Ethiopian forest brush-furred rat
- Conservation status: Least Concern (IUCN 3.1)

Scientific classification
- Kingdom: Animalia
- Phylum: Chordata
- Class: Mammalia
- Order: Rodentia
- Family: Muridae
- Genus: Lophuromys
- Species: L. chrysopus
- Binomial name: Lophuromys chrysopus Osgood, 1936

= Ethiopian forest brush-furred rat =

- Genus: Lophuromys
- Species: chrysopus
- Authority: Osgood, 1936
- Conservation status: LC

Species of rodent

The Ethiopian forest brush-furred rat or golden-footed brush-furred rat (Lophuromys chrysopus), is a species of rodent in the family Muridae. It is endemic to Ethiopia where its natural habitat is subtropical or tropical moist montane forests. It is threatened by habitat loss.

==Description==
This is a small rat with a head-and-body length of about 115 mm and a tail of about 80 mm.
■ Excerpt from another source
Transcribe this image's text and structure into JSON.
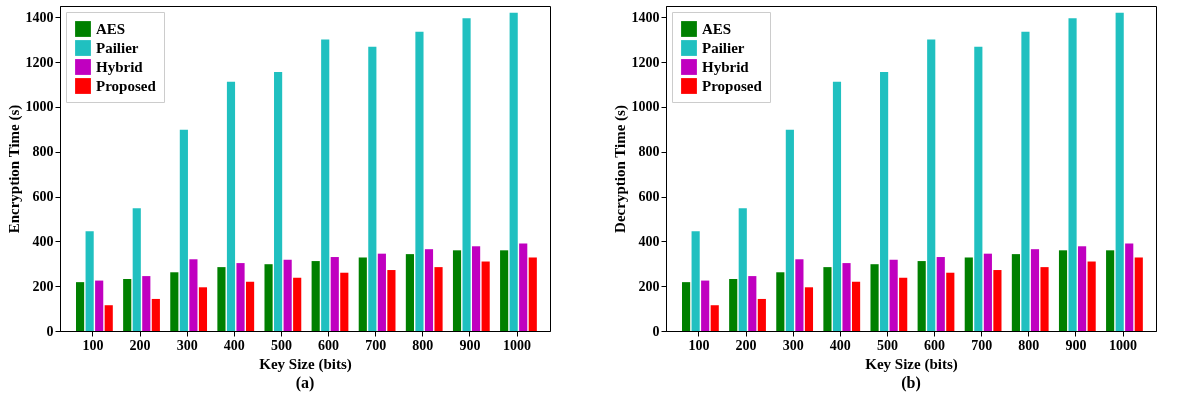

The blackish-brown dorsal fur is long, dense and somewhat stiff, each individual hair having a reddish-brown base, a broad black band, a narrower yellowish band and a black tip. The underparts are creamy-grey with dark speckles. The fore-feet have blackish hairs on top while those on the hind feet are greyish-red, the toes being black and the claws pale. The tail is bicoloured, the upper surface being clad with dark scales and blackish hairs, and the underside with pale scales and grey hairs with white tips. There is a difference in colour between populations on either side of the Great Rift Valley; those to the east have a more intense, reddish-brown dorsal surface and yellower underparts. The chromosome number is 2n = 54 which distinguishes it from the short-tailed brush-furred rat (Lophuromys brevicaudus) where it is 2n = 68.

==Distribution and habitat==
The species is endemic to Ethiopia where there are two separate populations, separated by the Great Rift Valley. Its habitat is moist evergreen rainforest on the mountainsides and plateaus at altitudes ranging from 1200 to 2760 m.

==Status==
The Ethiopian forest brush-furred rat is one of the commonest rodents in the mountain forests of Ethiopia, only exceeded in total number by the Ethiopian white-footed mouse, which inhabits shrubland as well as forest. It lives in the Bale Mountains National Park where it is protected, but is elsewhere mainly threatened by the continual loss of forest cover. The International Union for Conservation of Nature has assessed its conservation status as of "least concern".